BOSTON — In an epic upset in liberal Massachusetts, Republican Scott Brown rode a wave of voter anger to win the U.S. Senate seat held by the late Edward M. Kennedy for nearly half a century, leaving President Barack Obama's health care overhaul in doubt and marring the end of his first year in office.
Addressing an exuberant victory celebration Tuesday night, Brown declared he was "ready to go to Washington without delay" as the crowd chanted, "Seat him now." Democrats indicated they would, deflating a budding controversy over whether they would try to block Brown long enough to complete congressional passage of the health care plan he has promised to oppose.
"The people of Massachusetts have spoken.
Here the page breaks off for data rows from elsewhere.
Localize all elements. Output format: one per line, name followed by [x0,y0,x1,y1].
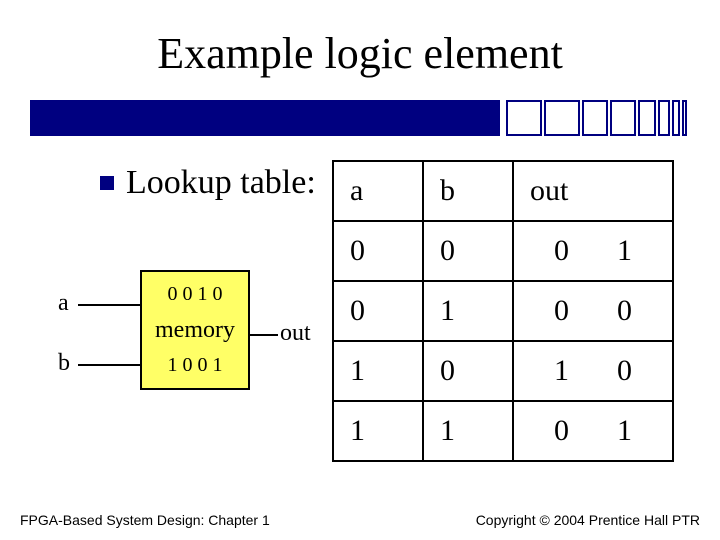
stripe-box [544,100,580,136]
input-a-label: a [58,290,69,317]
table-row: 0 1 0 0 [333,281,673,341]
stripe-box [672,100,680,136]
output-label: out [280,320,311,347]
bullet-text: Lookup table: [126,164,316,202]
cell-a: 0 [333,221,423,281]
slide-title: Example logic element [0,0,720,79]
bullet-row: Lookup table: [100,164,316,202]
memory-block: 0 0 1 0 memory 1 0 0 1 [140,270,250,390]
stripe-box [638,100,656,136]
cell-out-2: 1 [617,414,632,448]
cell-b: 1 [423,401,513,461]
cell-out-2: 0 [617,354,632,388]
cell-out: 0 1 [513,401,673,461]
header-a: a [333,161,423,221]
truth-table: a b out 0 0 0 1 0 1 0 0 [332,160,674,462]
footer-right: Copyright © 2004 Prentice Hall PTR [476,512,700,528]
table-row: 1 1 0 1 [333,401,673,461]
cell-out-2: 1 [617,234,632,268]
cell-a: 1 [333,341,423,401]
cell-out-2: 0 [617,294,632,328]
wire-out [250,334,278,336]
wire-a [78,304,140,306]
table-row: 0 0 0 1 [333,221,673,281]
memory-label: memory [155,317,235,344]
memory-top-bits: 0 0 1 0 [168,283,223,306]
cell-out-1: 0 [554,414,569,448]
cell-out-1: 0 [554,294,569,328]
bullet-square-icon [100,176,114,190]
cell-out-1: 0 [554,234,569,268]
stripe-solid [30,100,500,136]
stripe-box [682,100,687,136]
cell-a: 1 [333,401,423,461]
wire-b [78,364,140,366]
header-b: b [423,161,513,221]
stripe-box [506,100,542,136]
cell-a: 0 [333,281,423,341]
slide: Example logic element Lookup table: a b … [0,0,720,540]
cell-b: 1 [423,281,513,341]
table-header-row: a b out [333,161,673,221]
stripe-box [610,100,636,136]
footer-left: FPGA-Based System Design: Chapter 1 [20,512,270,528]
stripe-box [582,100,608,136]
stripe-boxes [504,100,687,136]
cell-out: 0 0 [513,281,673,341]
cell-out: 1 0 [513,341,673,401]
stripe-box [658,100,670,136]
table-row: 1 0 1 0 [333,341,673,401]
header-out: out [513,161,673,221]
memory-bottom-bits: 1 0 0 1 [168,354,223,377]
cell-b: 0 [423,341,513,401]
memory-diagram: a b 0 0 1 0 memory 1 0 0 1 out [40,260,320,420]
cell-b: 0 [423,221,513,281]
input-b-label: b [58,350,70,377]
cell-out-1: 1 [554,354,569,388]
cell-out: 0 1 [513,221,673,281]
decorative-stripe [30,100,690,136]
We welcome Scott Brown to the Senate and will move to seat him as soon as the proper paperwork has been received," said Majority Leader Harry Reid, D-Nev. Massachusetts Secretary of State William Galvin said he would notify the Senate today that Brown had been elected.
The loss by the once-favored Democrat Martha Coakley in the Democratic stronghold was a stunning embarrassment for the White House after Obama rushed to Boston on Sunday to try to save the foundering candidate.
Her defeat on Tuesday signaled big political problems for the president's party this fall when House, Senate and gubernatorial candidates are on the ballot nationwide.
Brown's victory was the third major loss for Democrats in statewide elections since Obama became president. Republicans won governors' seats in Virginia and New Jersey in November.
"I have no interest in sugarcoating what happened in Massachusetts," said Sen. Robert Menendez, the head of the Senate Democrats' campaign committee. "There is a lot of anxiety in the country right now. Americans are understandably impatient."
Brown will become the 41st Republican in the 100-member Senate, which could allow the GOP to block the president's health care legislation. Democrats needed Coakley to win for a 60th vote to thwart Republican filibusters. The trouble may go deeper: Democratic lawmakers could read the results as a vote against Obama's broader agenda, weakening their support for the president. And the results could scare some Democrats from seeking office this fall.
The Republican will finish Kennedy's unexpired term, facing re-election in 2012.
Brown led by 52 percent to 47 percent with all but 3 percent of precincts counted. Turnout was exceptional for a special election in January, with light snow reported in parts of the state. More voters showed up at the polls Tuesday than in any nonpresidential general election in Massachusetts since 1990.
Brown will be the first Republican senator from Massachusetts in 30 years.